Shaquille O'Neal's return from a strained right calf remained hazy on Wednesday night, five nights after he suffered the injury and two before the defending NBA champion San Antonio Spurs would come to Staples Center.
As it was, O'Neal sat out his second game, this against the Washington Wizards.
Ninety minutes before game time, O'Neal, in a raspberry-colored outfit, shifted his weight to his right leg, grimaced and said he was barely at 65%.
"If I get up to 80, I should be OK," he said. "If I feel the way I feel now, though, I won't play against the Spurs."
O'Neal is hesitant to come back too soon, lest he struggle against what he would consider a mediocre opponent and be ridiculed.
"It's getting a little bit better," he said. "But I don't want to do what I always do, try to come back early and mess everything up. I get judged when I'm not 100%."
O'Neal's perception during the playoffs was that club officials did not publicly support him when his knee was sore and hindered his play, one of a number of O'Neal-related issues cited by Kobe Bryant to ESPN a month ago.
"When I live in a home," O'Neal said, "I want stuff to go the way it should go."

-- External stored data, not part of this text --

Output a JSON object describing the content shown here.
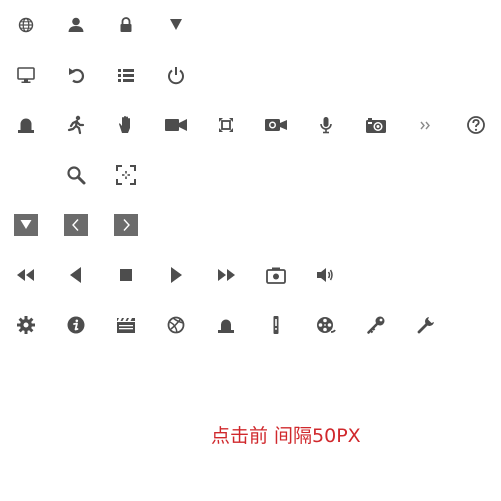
{
  "caption": "点击前 间隔50PX",
  "colors": {
    "icon": "#4d4d4d",
    "iconLight": "#6b6b6b",
    "caption": "#d0282c",
    "background": "#ffffff"
  },
  "icon_rows": [
    [
      "globe-icon",
      "user-icon",
      "lock-icon",
      "triangle-down-icon"
    ],
    [
      "monitor-icon",
      "undo-icon",
      "list-icon",
      "power-icon"
    ],
    [
      "alarm-light-icon",
      "running-person-icon",
      "hand-icon",
      "video-camera-icon",
      "focus-frame-icon",
      "camera-video-icon",
      "microphone-icon",
      "photo-camera-icon",
      "double-chevron-right-icon",
      "help-icon"
    ],
    [
      "search-icon",
      "capture-icon"
    ],
    [
      "dropdown-box-icon",
      "prev-box-icon",
      "next-box-icon"
    ],
    [
      "rewind-icon",
      "play-back-icon",
      "stop-icon",
      "play-icon",
      "fast-forward-icon",
      "snapshot-icon",
      "volume-icon"
    ],
    [
      "settings-gear-icon",
      "info-icon",
      "clapperboard-icon",
      "network-icon",
      "alarm-icon",
      "alert-icon",
      "film-reel-icon",
      "key-icon",
      "wrench-icon"
    ]
  ]
}
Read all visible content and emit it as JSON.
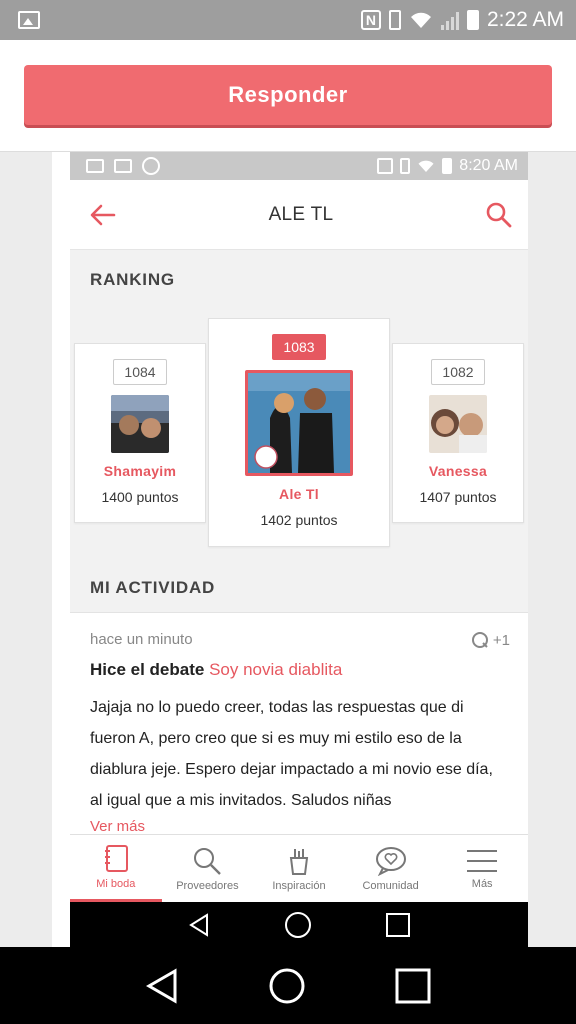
{
  "status_bar": {
    "time": "2:22 AM"
  },
  "top": {
    "reply_label": "Responder"
  },
  "inner": {
    "status_time": "8:20 AM",
    "title": "ALE TL",
    "ranking_label": "RANKING",
    "activity_label": "MI ACTIVIDAD",
    "ranking": [
      {
        "pos": "1084",
        "name": "Shamayim",
        "points": "1400 puntos"
      },
      {
        "pos": "1083",
        "name": "Ale Tl",
        "points": "1402 puntos"
      },
      {
        "pos": "1082",
        "name": "Vanessa",
        "points": "1407 puntos"
      }
    ],
    "activity": {
      "time": "hace un minuto",
      "likes": "+1",
      "title_prefix": "Hice el debate",
      "title_link": "Soy novia diablita",
      "body": "Jajaja no lo puedo creer, todas las respuestas que di fueron A, pero creo que si es muy mi estilo eso de la diablura jeje. Espero dejar impactado a mi novio ese día, al igual que a mis invitados. Saludos niñas",
      "more": "Ver más"
    },
    "tabs": [
      {
        "label": "Mi boda",
        "icon": "notebook-icon",
        "active": true
      },
      {
        "label": "Proveedores",
        "icon": "search-icon"
      },
      {
        "label": "Inspiración",
        "icon": "inspiration-icon"
      },
      {
        "label": "Comunidad",
        "icon": "chat-heart-icon"
      },
      {
        "label": "Más",
        "icon": "menu-icon"
      }
    ]
  },
  "colors": {
    "accent": "#e65860",
    "button": "#f06b70"
  }
}
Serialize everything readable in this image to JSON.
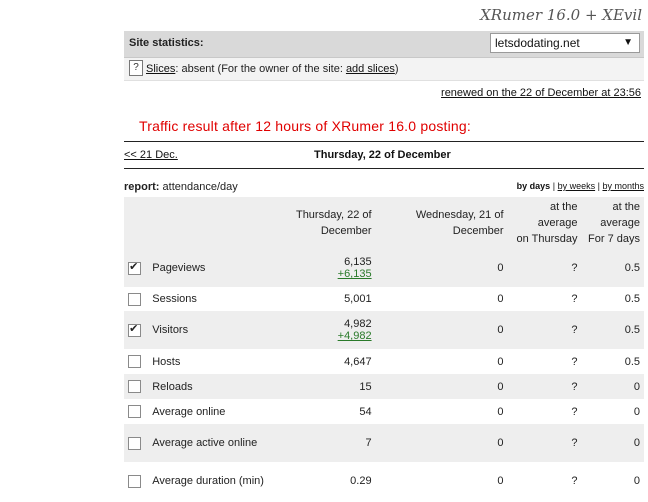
{
  "brand": "XRumer 16.0 + XEvil",
  "stats_bar": {
    "label": "Site statistics:",
    "site": "letsdodating.net"
  },
  "slices": {
    "link": "Slices",
    "text": ": absent (For the owner of the site: ",
    "add_link": "add slices",
    "close": ")"
  },
  "renewed": "renewed on the 22 of December at 23:56",
  "headline": "Traffic result after 12 hours of XRumer 16.0 posting:",
  "day_nav": {
    "prev": "<< 21 Dec.",
    "current": "Thursday, 22 of December"
  },
  "report": {
    "label": "report:",
    "value": "attendance/day"
  },
  "periods": {
    "days": "by days",
    "sep": "|",
    "weeks": "by weeks",
    "months": "by months"
  },
  "table": {
    "headers": {
      "today": [
        "Thursday, 22 of",
        "December"
      ],
      "yesterday": [
        "Wednesday, 21 of",
        "December"
      ],
      "avg_day": [
        "at the",
        "average",
        "on Thursday"
      ],
      "avg_week": [
        "at the",
        "average",
        "For 7 days"
      ]
    },
    "rows": [
      {
        "checked": true,
        "name": "Pageviews",
        "today": "6,135",
        "delta": "+6,135",
        "yesterday": "0",
        "avg_day": "?",
        "avg_week": "0.5"
      },
      {
        "checked": false,
        "name": "Sessions",
        "today": "5,001",
        "delta": "",
        "yesterday": "0",
        "avg_day": "?",
        "avg_week": "0.5"
      },
      {
        "checked": true,
        "name": "Visitors",
        "today": "4,982",
        "delta": "+4,982",
        "yesterday": "0",
        "avg_day": "?",
        "avg_week": "0.5"
      },
      {
        "checked": false,
        "name": "Hosts",
        "today": "4,647",
        "delta": "",
        "yesterday": "0",
        "avg_day": "?",
        "avg_week": "0.5"
      },
      {
        "checked": false,
        "name": "Reloads",
        "today": "15",
        "delta": "",
        "yesterday": "0",
        "avg_day": "?",
        "avg_week": "0"
      },
      {
        "checked": false,
        "name": "Average online",
        "today": "54",
        "delta": "",
        "yesterday": "0",
        "avg_day": "?",
        "avg_week": "0"
      },
      {
        "checked": false,
        "name": "Average active online",
        "today": "7",
        "delta": "",
        "yesterday": "0",
        "avg_day": "?",
        "avg_week": "0"
      },
      {
        "checked": false,
        "name": "Average duration (min)",
        "today": "0.29",
        "delta": "",
        "yesterday": "0",
        "avg_day": "?",
        "avg_week": "0"
      }
    ]
  }
}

"This weekend is very important," O'Neal said. "These are powerhouse teams. They're going to be forces. We are going to be a force. So, we've got a tough weekend ahead, but a good one."
"I'm not totally satisfied with the way the roster is sitting," Jackson said. "We have three big guys. That's not enough in this game."
He didn't sound as though a trade were in the offing, as big men don't come cheap, and generally not for little men. Also, any capable power forward/center has a job or isn't entirely capable.
"We need a little backup help," Jackson said. "So, right now, we're a little bit short in the size department.... We need to get guys healthy."
Gary Payton began Wednesday night's game 21 assists behind Rod Strickland for sixth on the NBA's all-time list. He was expected to overtake Strickland in the next week or so, but Strickland signed with the Orlando Magic and has become a moving target.
Shown the league's career assist leaders Wednesday night, Payton looked over John Stockton's record (15,806), followed by Mark Jackson, Magic Johnson, Oscar Robertson, Isiah Thomas, Strickland and himself. Robertson's scoring average -- 25.7 -- particularly affected Payton.
"Man, Oscar," he said. "He was doing it. Twenty-five-seven. Man. He was just doing it."
Zeus Ayter, a senior broadcast journalism student at the USC Annenberg School for Communication, is the 2003-04 recipient of the Chick Hearn Memorial Scholarship.